Williams Tractor is a diversified dealer organization based in Fayetteville, Ark., with two power sports stores, two locations devoted to row-crop farmers, a construction-only store and their first two dealerships that cater to rural lifestyle customers and livestock producers.
The dealership is our 2017 Season-to-Season profile. Here's an excerpt of the feature that appeared in Rural Lifestyle Dealer's spring 2017 issue on maximizing the impact of seasonal employees.
Randy Huck, Williams Tractor’s service manager at the flagship Fayetteville, Ark., store for 23 years, just experienced another winter where his shop was busy for the entire season. With the rush of spring business approaching, he’s now screening additional employees to fill the void and gearing up the mobile service vehicles.

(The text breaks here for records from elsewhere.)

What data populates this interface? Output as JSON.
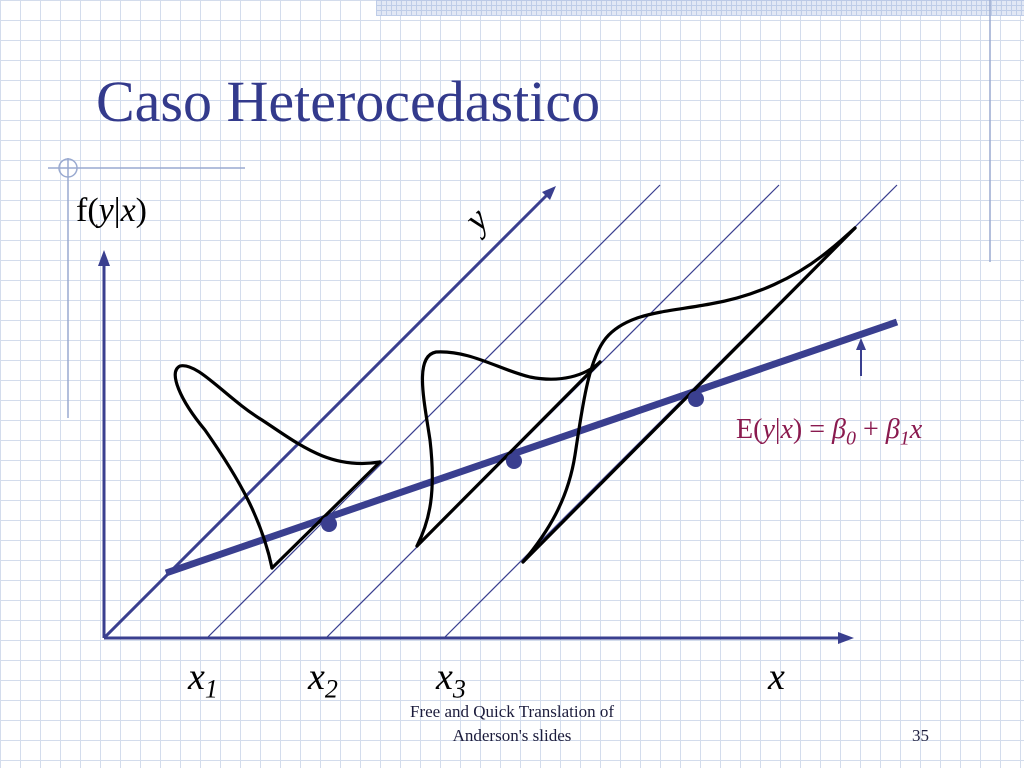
{
  "slide": {
    "title": "Caso Heterocedastico",
    "y_axis_label": {
      "prefix": "f(",
      "var1": "y",
      "bar": "|",
      "var2": "x",
      "suffix": ")"
    },
    "diagonal_axis_label": "y",
    "x_axis_label": "x",
    "x_ticks": [
      {
        "base": "x",
        "sub": "1"
      },
      {
        "base": "x",
        "sub": "2"
      },
      {
        "base": "x",
        "sub": "3"
      }
    ],
    "equation": {
      "lhs_prefix": "E(",
      "lhs_y": "y",
      "lhs_bar": "|",
      "lhs_x": "x",
      "lhs_suffix": ") = ",
      "beta": "β",
      "sub0": "0",
      "plus": " + ",
      "sub1": "1",
      "var": "x"
    },
    "footer_line1": "Free and Quick Translation of",
    "footer_line2": "Anderson's slides",
    "page_number": "35",
    "colors": {
      "title": "#333a8c",
      "axis": "#3a3f8f",
      "regression": "#3a3f8f",
      "equation": "#8a1a4e",
      "curves": "#000000"
    }
  }
}
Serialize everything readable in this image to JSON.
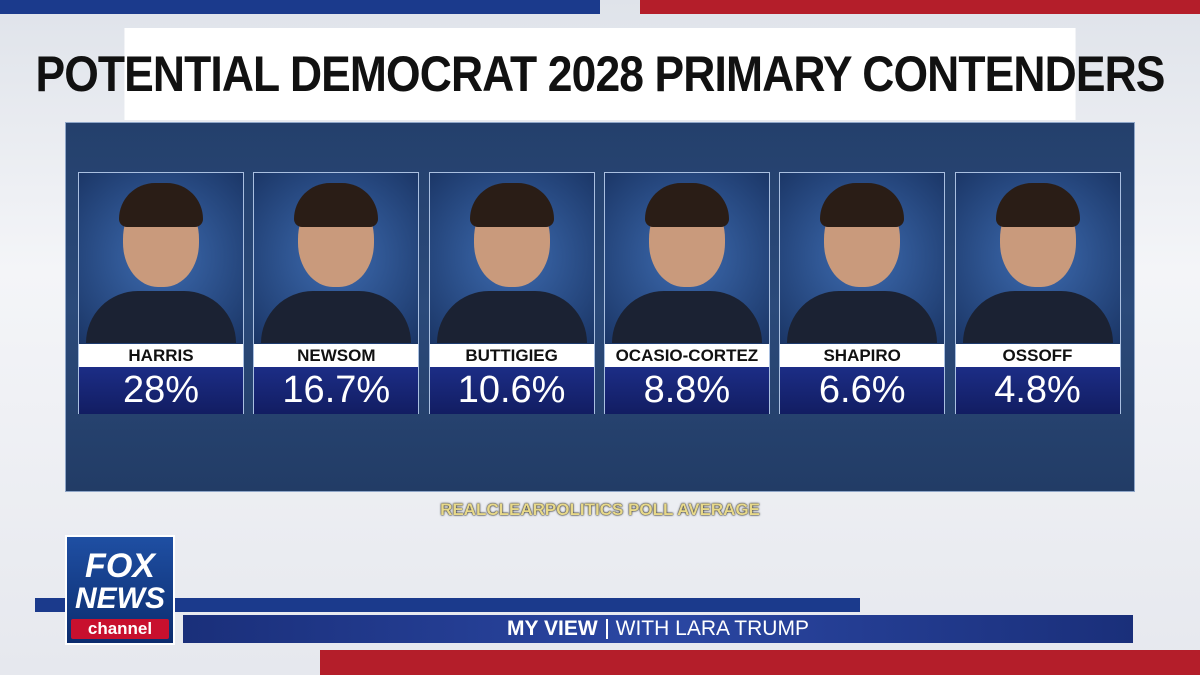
{
  "title": "POTENTIAL DEMOCRAT 2028 PRIMARY CONTENDERS",
  "candidates": [
    {
      "name": "HARRIS",
      "value": "28%"
    },
    {
      "name": "NEWSOM",
      "value": "16.7%"
    },
    {
      "name": "BUTTIGIEG",
      "value": "10.6%"
    },
    {
      "name": "OCASIO-CORTEZ",
      "value": "8.8%"
    },
    {
      "name": "SHAPIRO",
      "value": "6.6%"
    },
    {
      "name": "OSSOFF",
      "value": "4.8%"
    }
  ],
  "source": "REALCLEARPOLITICS POLL AVERAGE",
  "logo": {
    "line1": "FOX",
    "line2": "NEWS",
    "line3": "channel"
  },
  "banner": {
    "show": "MY VIEW",
    "host": "WITH LARA TRUMP"
  }
}
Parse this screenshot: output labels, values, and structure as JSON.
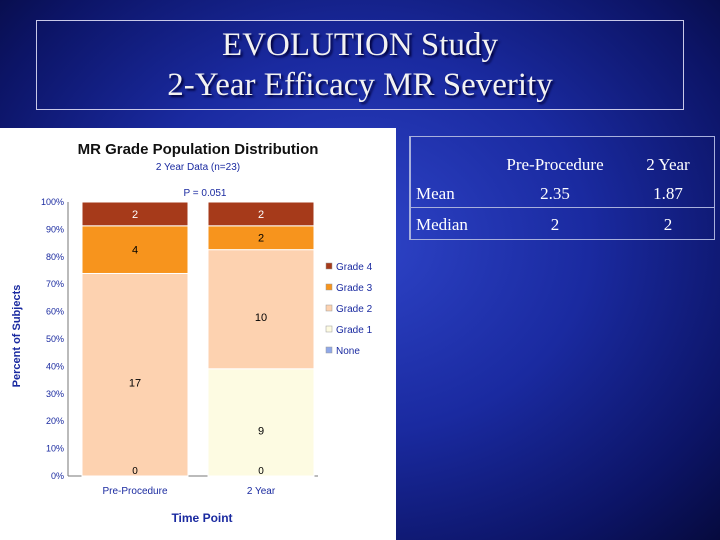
{
  "slide": {
    "title_line1": "EVOLUTION Study",
    "title_line2": "2-Year Efficacy MR Severity"
  },
  "table": {
    "headers": [
      "",
      "Pre-Procedure",
      "2 Year"
    ],
    "rows": [
      {
        "label": "Mean",
        "pre": "2.35",
        "two_year": "1.87"
      },
      {
        "label": "Median",
        "pre": "2",
        "two_year": "2"
      }
    ]
  },
  "chart_data": {
    "type": "bar",
    "stacked": true,
    "title": "MR Grade Population Distribution",
    "subtitle": "2 Year Data (n=23)",
    "annotation": "P = 0.051",
    "xlabel": "Time Point",
    "ylabel": "Percent of Subjects",
    "categories": [
      "Pre-Procedure",
      "2 Year"
    ],
    "ylim": [
      0,
      100
    ],
    "yticks": [
      "0%",
      "10%",
      "20%",
      "30%",
      "40%",
      "50%",
      "60%",
      "70%",
      "80%",
      "90%",
      "100%"
    ],
    "legend_position": "right",
    "series": [
      {
        "name": "None",
        "counts": [
          0,
          0
        ],
        "color": "#8fa8e8"
      },
      {
        "name": "Grade 1",
        "counts": [
          0,
          9
        ],
        "color": "#fdfbe2"
      },
      {
        "name": "Grade 2",
        "counts": [
          17,
          10
        ],
        "color": "#fdd2b0"
      },
      {
        "name": "Grade 3",
        "counts": [
          4,
          2
        ],
        "color": "#f7941d"
      },
      {
        "name": "Grade 4",
        "counts": [
          2,
          2
        ],
        "color": "#a63a1a"
      }
    ],
    "zero_labels": [
      "0",
      "0"
    ],
    "total": 23
  }
}
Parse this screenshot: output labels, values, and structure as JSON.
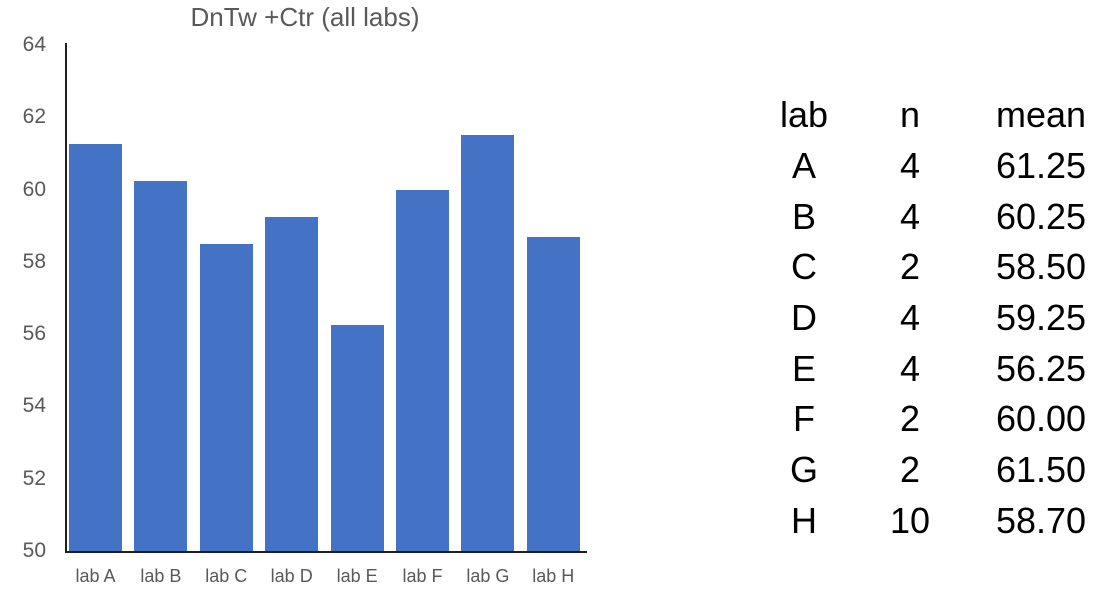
{
  "chart_data": {
    "type": "bar",
    "title": "DnTw +Ctr (all labs)",
    "categories": [
      "lab A",
      "lab B",
      "lab C",
      "lab D",
      "lab E",
      "lab F",
      "lab G",
      "lab H"
    ],
    "values": [
      61.25,
      60.25,
      58.5,
      59.25,
      56.25,
      60.0,
      61.5,
      58.7
    ],
    "xlabel": "",
    "ylabel": "",
    "ylim": [
      50,
      64
    ],
    "yticks": [
      64,
      62,
      60,
      58,
      56,
      54,
      52,
      50
    ],
    "grid": false,
    "legend_position": "none",
    "bar_color": "#4472C4",
    "axis_color": "#1f1f1f",
    "label_color": "#595959"
  },
  "table": {
    "columns": [
      "lab",
      "n",
      "mean"
    ],
    "rows": [
      [
        "A",
        "4",
        "61.25"
      ],
      [
        "B",
        "4",
        "60.25"
      ],
      [
        "C",
        "2",
        "58.50"
      ],
      [
        "D",
        "4",
        "59.25"
      ],
      [
        "E",
        "4",
        "56.25"
      ],
      [
        "F",
        "2",
        "60.00"
      ],
      [
        "G",
        "2",
        "61.50"
      ],
      [
        "H",
        "10",
        "58.70"
      ]
    ]
  }
}
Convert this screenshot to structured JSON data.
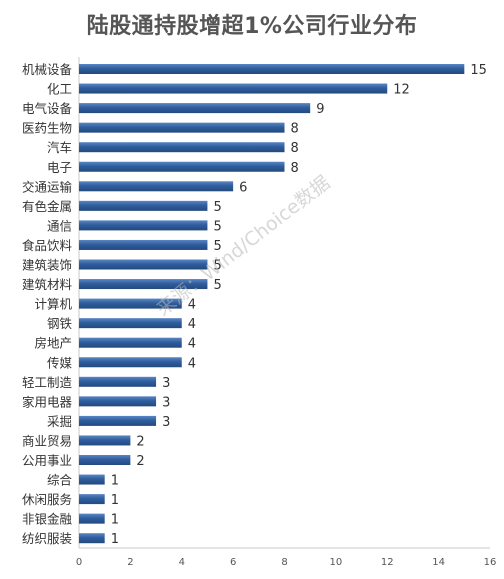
{
  "title": "陆股通持股增超1%公司行业分布",
  "watermark": "来源：Wind/Choice数据",
  "colors": {
    "bar": "#2f5e9e",
    "bar_highlight": "#5b86c4",
    "axis": "#c8c8c8",
    "grid": "#e4e4e4",
    "text": "#333333"
  },
  "chart_data": {
    "type": "bar",
    "orientation": "horizontal",
    "title": "陆股通持股增超1%公司行业分布",
    "categories": [
      "机械设备",
      "化工",
      "电气设备",
      "医药生物",
      "汽车",
      "电子",
      "交通运输",
      "有色金属",
      "通信",
      "食品饮料",
      "建筑装饰",
      "建筑材料",
      "计算机",
      "钢铁",
      "房地产",
      "传媒",
      "轻工制造",
      "家用电器",
      "采掘",
      "商业贸易",
      "公用事业",
      "综合",
      "休闲服务",
      "非银金融",
      "纺织服装"
    ],
    "values": [
      15,
      12,
      9,
      8,
      8,
      8,
      6,
      5,
      5,
      5,
      5,
      5,
      4,
      4,
      4,
      4,
      3,
      3,
      3,
      2,
      2,
      1,
      1,
      1,
      1
    ],
    "xlim": [
      0,
      16
    ],
    "xticks": [
      0,
      2,
      4,
      6,
      8,
      10,
      12,
      14,
      16
    ],
    "grid": false,
    "data_labels": true,
    "legend": "none"
  }
}
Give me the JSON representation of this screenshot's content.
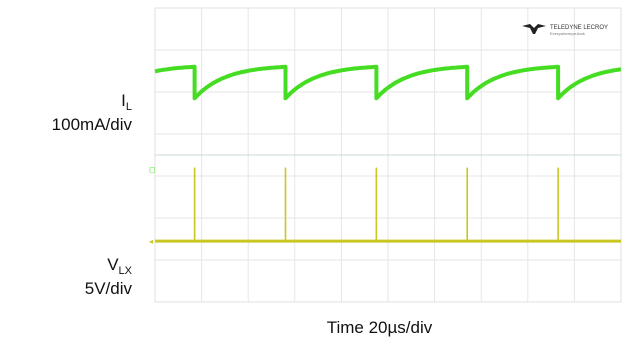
{
  "chart_data": {
    "type": "line",
    "title": "",
    "xlabel": "Time 20µs/div",
    "channels": [
      {
        "name_main": "I",
        "name_sub": "L",
        "scale": "100mA/div",
        "color": "#44dd22",
        "waveform": "sawtooth",
        "period_div": 1.95,
        "first_drop_div": 0.85,
        "min_level_div": 2.15,
        "max_level_div": 1.4
      },
      {
        "name_main": "V",
        "name_sub": "LX",
        "scale": "5V/div",
        "color": "#c8c820",
        "waveform": "pulse",
        "period_div": 1.95,
        "first_pulse_div": 0.85,
        "base_level_div": 5.55,
        "peak_level_div": 3.8
      }
    ],
    "x_divisions": 10,
    "y_divisions": 7,
    "grid": true,
    "logo_text": "TELEDYNE LECROY"
  }
}
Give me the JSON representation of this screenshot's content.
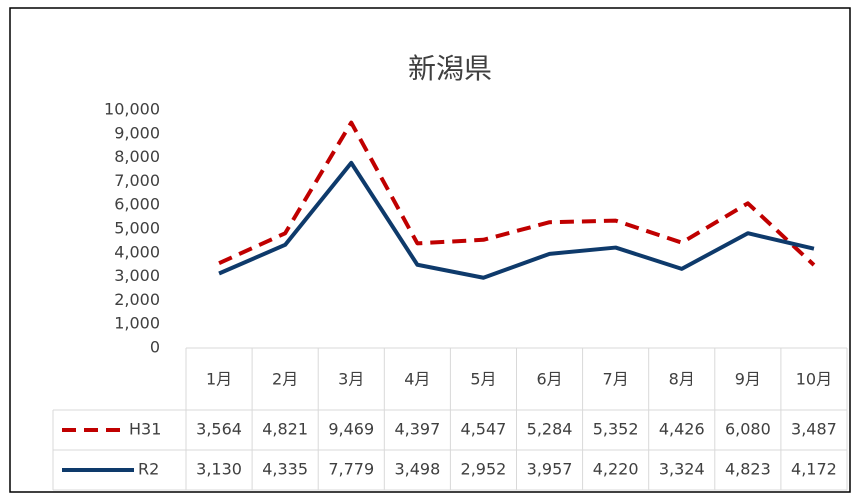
{
  "chart_data": {
    "type": "line",
    "title": "新潟県",
    "categories": [
      "1月",
      "2月",
      "3月",
      "4月",
      "5月",
      "6月",
      "7月",
      "8月",
      "9月",
      "10月"
    ],
    "series": [
      {
        "name": "H31",
        "color": "#c00000",
        "line_style": "dashed",
        "values": [
          3564,
          4821,
          9469,
          4397,
          4547,
          5284,
          5352,
          4426,
          6080,
          3487
        ],
        "value_labels": [
          "3,564",
          "4,821",
          "9,469",
          "4,397",
          "4,547",
          "5,284",
          "5,352",
          "4,426",
          "6,080",
          "3,487"
        ]
      },
      {
        "name": "R2",
        "color": "#0e3a6b",
        "line_style": "solid",
        "values": [
          3130,
          4335,
          7779,
          3498,
          2952,
          3957,
          4220,
          3324,
          4823,
          4172
        ],
        "value_labels": [
          "3,130",
          "4,335",
          "7,779",
          "3,498",
          "2,952",
          "3,957",
          "4,220",
          "3,324",
          "4,823",
          "4,172"
        ]
      }
    ],
    "ylim": [
      0,
      10000
    ],
    "yticks": [
      0,
      {
        "value": 1000,
        "label": "1,000"
      },
      {
        "value": 2000,
        "label": "2,000"
      },
      {
        "value": 3000,
        "label": "3,000"
      },
      {
        "value": 4000,
        "label": "4,000"
      },
      {
        "value": 5000,
        "label": "5,000"
      },
      {
        "value": 6000,
        "label": "6,000"
      },
      {
        "value": 7000,
        "label": "7,000"
      },
      {
        "value": 8000,
        "label": "8,000"
      },
      {
        "value": 9000,
        "label": "9,000"
      },
      {
        "value": 10000,
        "label": "10,000"
      }
    ],
    "grid": false,
    "data_table": true
  }
}
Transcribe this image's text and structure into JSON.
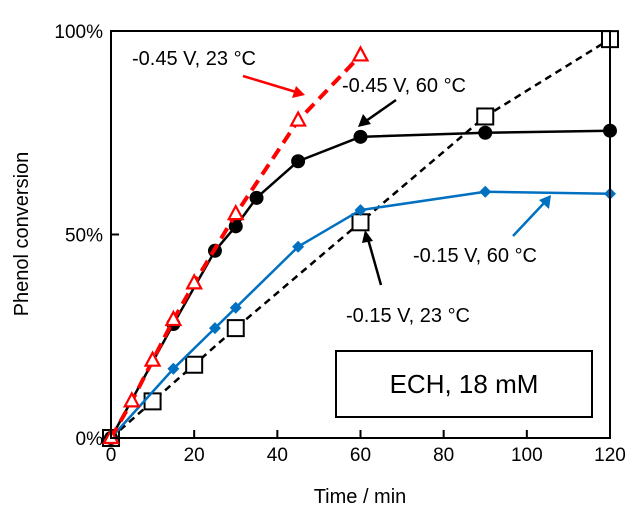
{
  "chart_data": {
    "type": "line",
    "title": "",
    "xlabel": "Time / min",
    "ylabel": "Phenol conversion",
    "xlim": [
      0,
      120
    ],
    "ylim": [
      0,
      100
    ],
    "x_ticks": [
      0,
      20,
      40,
      60,
      80,
      100,
      120
    ],
    "x_tick_labels": [
      "0",
      "20",
      "40",
      "60",
      "80",
      "100",
      "120"
    ],
    "y_ticks": [
      0,
      50,
      100
    ],
    "y_tick_labels": [
      "0%",
      "50%",
      "100%"
    ],
    "grid": false,
    "legend": "none",
    "boxed_annotation": "ECH, 18 mM",
    "series": [
      {
        "name": "-0.45 V, 23 °C",
        "color": "#ff0000",
        "marker": "open-triangle",
        "line": "dashed",
        "x": [
          0,
          5,
          10,
          15,
          20,
          30,
          45,
          60
        ],
        "y": [
          0,
          9,
          19,
          29,
          38,
          55,
          78,
          94
        ]
      },
      {
        "name": "-0.45 V, 60 °C",
        "color": "#000000",
        "marker": "filled-circle",
        "line": "solid",
        "x": [
          0,
          15,
          25,
          30,
          35,
          45,
          60,
          90,
          120
        ],
        "y": [
          0,
          28,
          46,
          52,
          59,
          68,
          74,
          75,
          75.5
        ]
      },
      {
        "name": "-0.15 V, 60 °C",
        "color": "#0070c0",
        "marker": "filled-diamond",
        "line": "solid",
        "x": [
          0,
          15,
          25,
          30,
          45,
          60,
          90,
          120
        ],
        "y": [
          0,
          17,
          27,
          32,
          47,
          56,
          60.5,
          60
        ]
      },
      {
        "name": "-0.15 V, 23 °C",
        "color": "#000000",
        "marker": "open-square",
        "line": "dashed",
        "x": [
          0,
          10,
          20,
          30,
          60,
          90,
          120
        ],
        "y": [
          0,
          9,
          18,
          27,
          53,
          79,
          98
        ]
      }
    ],
    "annotations": [
      {
        "text": "-0.45 V, 23 °C",
        "series": "-0.45 V, 23 °C",
        "color": "#ff0000",
        "point": [
          45,
          78
        ]
      },
      {
        "text": "-0.45 V, 60 °C",
        "series": "-0.45 V, 60 °C",
        "color": "#000000",
        "point": [
          60,
          74
        ]
      },
      {
        "text": "-0.15 V, 60 °C",
        "series": "-0.15 V, 60 °C",
        "color": "#0070c0",
        "point": [
          105,
          60.5
        ]
      },
      {
        "text": "-0.15 V, 23 °C",
        "series": "-0.15 V, 23 °C",
        "color": "#000000",
        "point": [
          61,
          53
        ]
      }
    ]
  }
}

Huck’s main source of seasonal employees is Northwest Technical Institute (NTI), based in Springdale, Ark. He has served on the school’s advisory board for over 20 years, despite the fact that he says their program targets students who aren’t aiming at careers in equipment service.
“NTI has a diesel shop that is focused on truck repair, but they do accept training projects from agriculture. For instance, if a farmer has a breakdown, they’ll repair it in exchange for a donation to the student organization so students may get some equipment experience. We’ve seen students come in here focusing on a career in trucking and after being exposed to farm or industrial equipment decide that they’re interested in those fields. The instructors at NTI then try to direct them to work at a business that specializes in those products to see if that’s the way they want to go,” says Huck.
Todd Tokar, assistant service manager, looks elsewhere for good seasonal help. “I’m active in the Fayetteville High School Apprenticeship Program, so I have some good contacts there,” Tokar says. “Our dealership is known at the University of Arkansas as well. We regularly donate parts or project material to their agricultural mechanization program.
“We want to get the word out that we’re a good place to work and can give students a lot of ‘hands on’ experience they may not get in a classroom. Honestly, we’ve never really had to find students who want seasonal work. About mid-May, we’ll start seeing a bunch of kids applying, because they’re being sent down here by their professors or high school ag teachers.”